Justice Felix Frankfurter/Mike Nussbaum
[Justice Felix Frankfurter’s note to Justice Stanley Reed]
“Stanley, I am aware of the struggle in your conscience. As a citizen of the Republic, I feel deep gratitude for your share in what I believe to be a great good for our nation. Felix”
Part 2 @ 1h 34m 40s
[Set in the home garden of defense council John W. Davis]
Julia Davis/Hallie Foote
Father. The decision. For the plaintiffs. It was unanimous.

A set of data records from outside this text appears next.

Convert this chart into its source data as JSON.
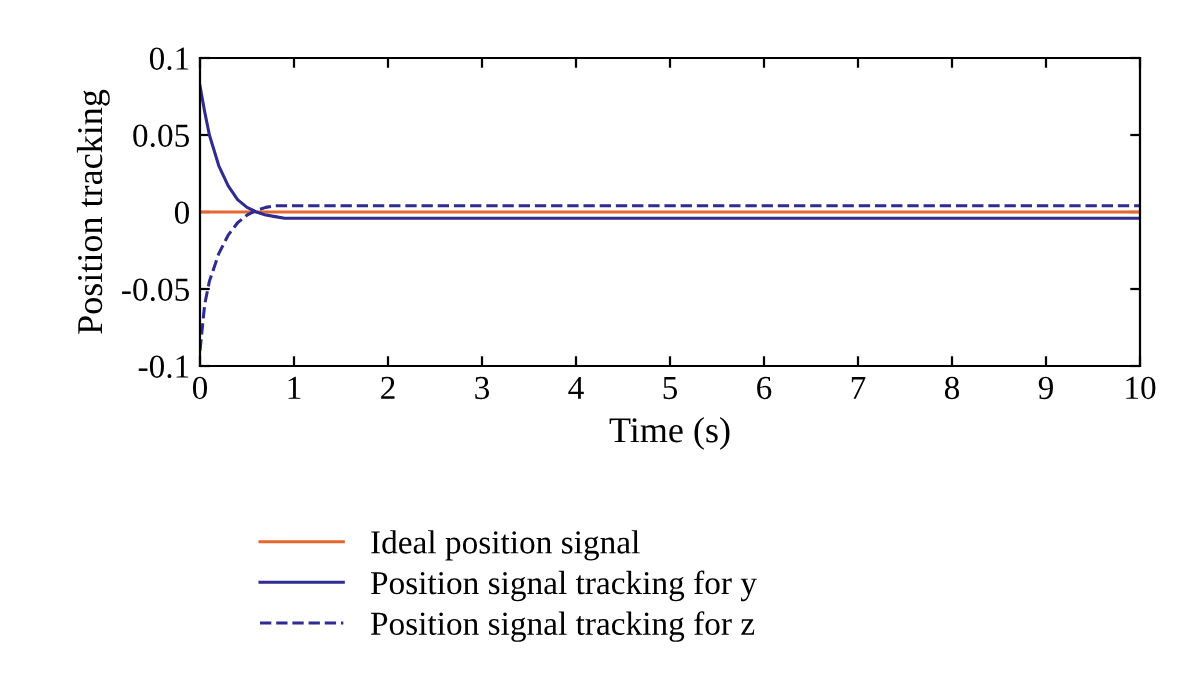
{
  "chart_data": {
    "type": "line",
    "xlabel": "Time (s)",
    "ylabel": "Position tracking",
    "xlim": [
      0,
      10
    ],
    "xticks": [
      0,
      1,
      2,
      3,
      4,
      5,
      6,
      7,
      8,
      9,
      10
    ],
    "ylim": [
      -0.1,
      0.1
    ],
    "yticks": [
      -0.1,
      -0.05,
      0,
      0.05,
      0.1
    ],
    "grid": false,
    "legend": "bottom",
    "series": [
      {
        "name": "Ideal position signal",
        "color": "#e5672e",
        "line_style": "solid",
        "x": [
          0,
          10
        ],
        "values": [
          0,
          0
        ]
      },
      {
        "name": "Position signal tracking for y",
        "color": "#2f2b8f",
        "line_style": "solid",
        "x": [
          0,
          0.05,
          0.1,
          0.2,
          0.3,
          0.4,
          0.5,
          0.6,
          0.7,
          0.8,
          0.9,
          10
        ],
        "values": [
          0.082,
          0.065,
          0.05,
          0.03,
          0.017,
          0.008,
          0.003,
          0.0,
          -0.002,
          -0.003,
          -0.004,
          -0.004
        ]
      },
      {
        "name": "Position signal tracking for z",
        "color": "#2f2b8f",
        "line_style": "dashed",
        "x": [
          0,
          0.05,
          0.1,
          0.2,
          0.3,
          0.4,
          0.5,
          0.6,
          0.7,
          0.8,
          10
        ],
        "values": [
          -0.09,
          -0.06,
          -0.045,
          -0.027,
          -0.015,
          -0.007,
          -0.002,
          0.001,
          0.003,
          0.004,
          0.004
        ]
      }
    ]
  }
}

John W. Davis/Burt Lancaster
In the words of the General: We have met the enemy and we are theirs.
Julia Davis/Hallie Foote
I’m sorry father.
John W. Davis/Burt Lancaster
Someday I’m going to learn to accept good advice when it’s offered. There’s troubled times ahead. Looking at it philosophically, a unanimous decision is the best thing for the country.
Part 2 @ 1h 36m
[Voice of narrator]
In 1967 Thurgood Marshall was named an Associate Justice of the United States Supreme Court.
Vivian ‘Buster’ Marshall died of cancer the year following the Supreme Court decision.
Harry Briggs, Jr. never attended a desegregated school and never had an opportunity to go to college.